The structure of Mississippi’s state government makes Presley’s promise, however well-intentioned or sincere, difficult in the extreme. Or as the late Mississippi Supreme Court Justice William N. Etheridge, Jr., wrote in his book “Modernizing Mississippi’s Constitution” in 1950: “The governor is given the chief executive power and a mandate to faithfully enforce the laws. However, that obligation does not carry with it a corresponding grant of power.”
Things haven’t changed dramatically on that score in the last 73 years. The 1890 Mississippi Constitution created a “weak governor, strong Legislature” system of government.
Nearly a century after the 1890 Constitution was adopted, Mississippi’s governor was granted the increased powers of gubernatorial succession and the authority to propose an executive budget.
But overall, the 1890 constitution still vests the lion’s share of raw political power in the state Legislature. Therefore, the legislative leadership since 1890 has wielded enormous power.
Presley’s pledge, it would seem, would be predicated on expanding Medicaid via executive order and through obtaining a federal waiver. But spending money to obtain the waiver or to operate an expanded Medicaid program would seem under the law to require assistance, approval, and most importantly, appropriations from the Mississippi Legislature.
Recent polls show incumbent Republican Gov. Tate Reeves leading over Presley’s challenge. Reeves has been consistent and firm in his opposition to Medicaid expansion. But regardless of whether or not Presley can pull off an upset in November, it appears that chances for fiscal relief for Mississippi’s struggling hospitals are improving and that as an institution, the GOP-controlled Legislature is angling toward action in 2024.
Lt. Gov. Delbert Hosemann decisively dispatched challenger Chris McDaniel in the GOP primaries despite McDaniel hammering Hosemann over his support for some form of fiscal help for the state’s hospitals. Hosemann continues to support that concept and is planning legislative hearings on the topic for the 2024 session.

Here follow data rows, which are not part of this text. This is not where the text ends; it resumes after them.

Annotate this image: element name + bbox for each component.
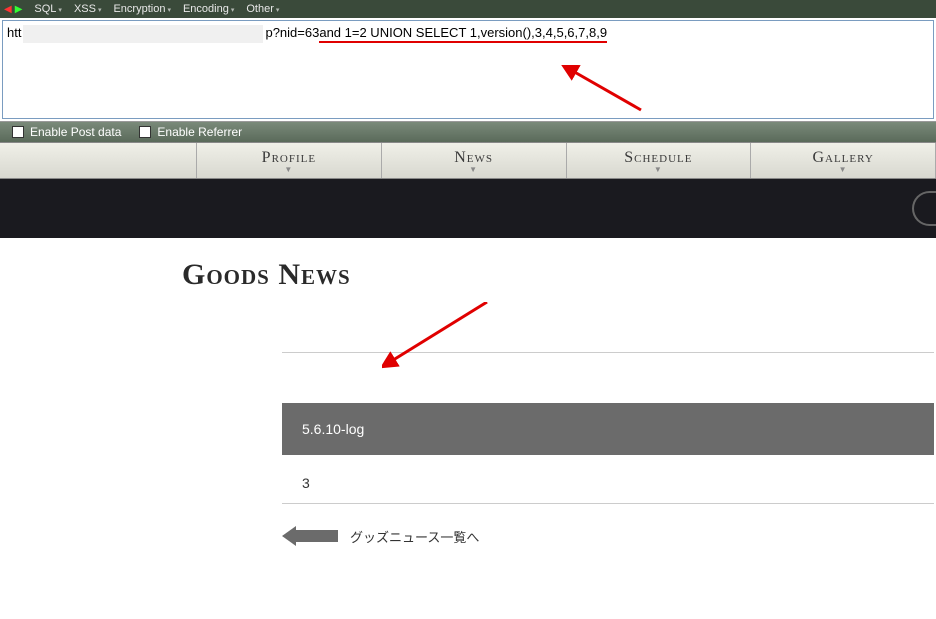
separator [282, 352, 934, 353]
tab-news[interactable]: News ▼ [382, 143, 567, 178]
result-row: 3 [282, 463, 934, 504]
tab-label: Profile [262, 149, 316, 167]
annotation-arrow-1 [561, 65, 651, 115]
back-arrow-icon[interactable]: ◀ [4, 4, 12, 15]
banner-curve-decoration [912, 191, 936, 226]
tab-label: News [454, 149, 493, 167]
hero-banner [0, 179, 936, 238]
tab-gallery[interactable]: Gallery ▼ [751, 143, 936, 178]
menu-other[interactable]: Other [246, 3, 279, 15]
enable-post-label: Enable Post data [30, 125, 121, 139]
page-title: Goods News [182, 258, 936, 292]
url-input-area: htt xxxxxxxxxxxxxxxxxxx p?nid=63 and 1=2… [0, 18, 936, 122]
nav-spacer [0, 143, 197, 178]
tab-schedule[interactable]: Schedule ▼ [567, 143, 752, 178]
enable-referrer-checkbox[interactable]: Enable Referrer [139, 125, 242, 139]
chevron-down-icon: ▼ [839, 167, 848, 173]
hackbar-toolbar: ◀ ▶ SQL XSS Encryption Encoding Other [0, 0, 936, 18]
back-arrow-icon [282, 524, 338, 548]
results-block: 5.6.10-log 3 グッズニュース一覧へ [282, 352, 936, 548]
url-redacted: xxxxxxxxxxxxxxxxxxx [23, 25, 263, 43]
checkbox-icon [12, 126, 24, 138]
url-prefix: htt [7, 25, 21, 43]
menu-xss[interactable]: XSS [74, 3, 102, 15]
chevron-down-icon: ▼ [654, 167, 663, 173]
forward-arrow-icon[interactable]: ▶ [15, 4, 23, 15]
url-text: htt xxxxxxxxxxxxxxxxxxx p?nid=63 and 1=2… [7, 25, 607, 43]
url-injection: and 1=2 UNION SELECT 1,version(),3,4,5,6… [319, 25, 607, 43]
site-nav: Profile ▼ News ▼ Schedule ▼ Gallery ▼ [0, 142, 936, 179]
url-input[interactable]: htt xxxxxxxxxxxxxxxxxxx p?nid=63 and 1=2… [2, 20, 934, 119]
nav-arrows: ◀ ▶ [4, 4, 22, 15]
toolbar-menu: SQL XSS Encryption Encoding Other [34, 3, 279, 15]
enable-referrer-label: Enable Referrer [157, 125, 242, 139]
annotation-arrow-2 [382, 302, 492, 372]
enable-post-checkbox[interactable]: Enable Post data [12, 125, 121, 139]
tab-label: Gallery [812, 149, 873, 167]
result-version: 5.6.10-log [282, 403, 934, 455]
back-link-label: グッズニュース一覧へ [350, 527, 479, 546]
tab-label: Schedule [624, 149, 692, 167]
page-content: Goods News 5.6.10-log 3 グッズニュース一覧へ [0, 238, 936, 548]
url-suffix: p?nid=63 [265, 25, 319, 43]
menu-encryption[interactable]: Encryption [113, 3, 171, 15]
chevron-down-icon: ▼ [284, 167, 293, 173]
back-link[interactable]: グッズニュース一覧へ [282, 524, 936, 548]
chevron-down-icon: ▼ [469, 167, 478, 173]
checkbox-icon [139, 126, 151, 138]
tab-profile[interactable]: Profile ▼ [197, 143, 382, 178]
options-bar: Enable Post data Enable Referrer [0, 122, 936, 142]
menu-encoding[interactable]: Encoding [183, 3, 234, 15]
menu-sql[interactable]: SQL [34, 3, 62, 15]
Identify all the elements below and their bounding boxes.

Current GOP House Speaker Philip Gunn of Clinton is a solid opponent of Medicaid expansion. But Gunn’s presumptive successor in 2024, current House Speaker Pro Tempore Jason White, R-West, lives about 17 miles from the hospital in Kosciusko and about 20 miles from the hospital in Lexington. The state’s larger trauma hospitals are a long ambulance ride away from West in any direction.
In other words, White understands the plight of rural hospitals, and like Hosemann, is willing to entertain substantive legislative discussions of solutions to those challenges.
What is also coming into focus is that any legislative solution will be aimed at providing health coverage for the working poor – people who hold jobs but don’t earn enough to afford health insurance. A work requirement will meet with strong opposition, but it appears to be one of the points necessary to get the Medicaid expansion question off-center in the state.
Public health care for Mississippi’s poor, working poor, uninsured or underinsured is an expense that will ultimately be borne by the taxpayers. The only real mystery is whether the lion’s share of those costs is paid by federal, state or local taxpayers or a combination of all three with varying percentages of responsibility.
Currently, Mississippi “pays” for that health care through Medicaid dollars and the delivery of uncompensated care. Nationally, uncompensated care in the U.S. is estimated to comprise 55 percent of all emergency care delivered. In Mississippi’s rural hospitals, that percentage is believed to be significantly higher.
So why are Mississippi’s hospitals struggling? Rural hospitals nationally are struggling because of changes in how rural people access health care.
But in states like Mississippi with extreme levels of poverty and high populations of uninsured or underinsured patients, there are two federal laws virtually dictating financial stress in poor states – the federal Hill-Burton Act and Emergency Medical Treatment Act.
At a minimum, Mississippi hospitals provide an estimated $600 million in annual uncompensated care.
Health care coverage for the state’s working poor will without question make the federal mandates for providing uncompensated care easier to shoulder. It would be a welcome start.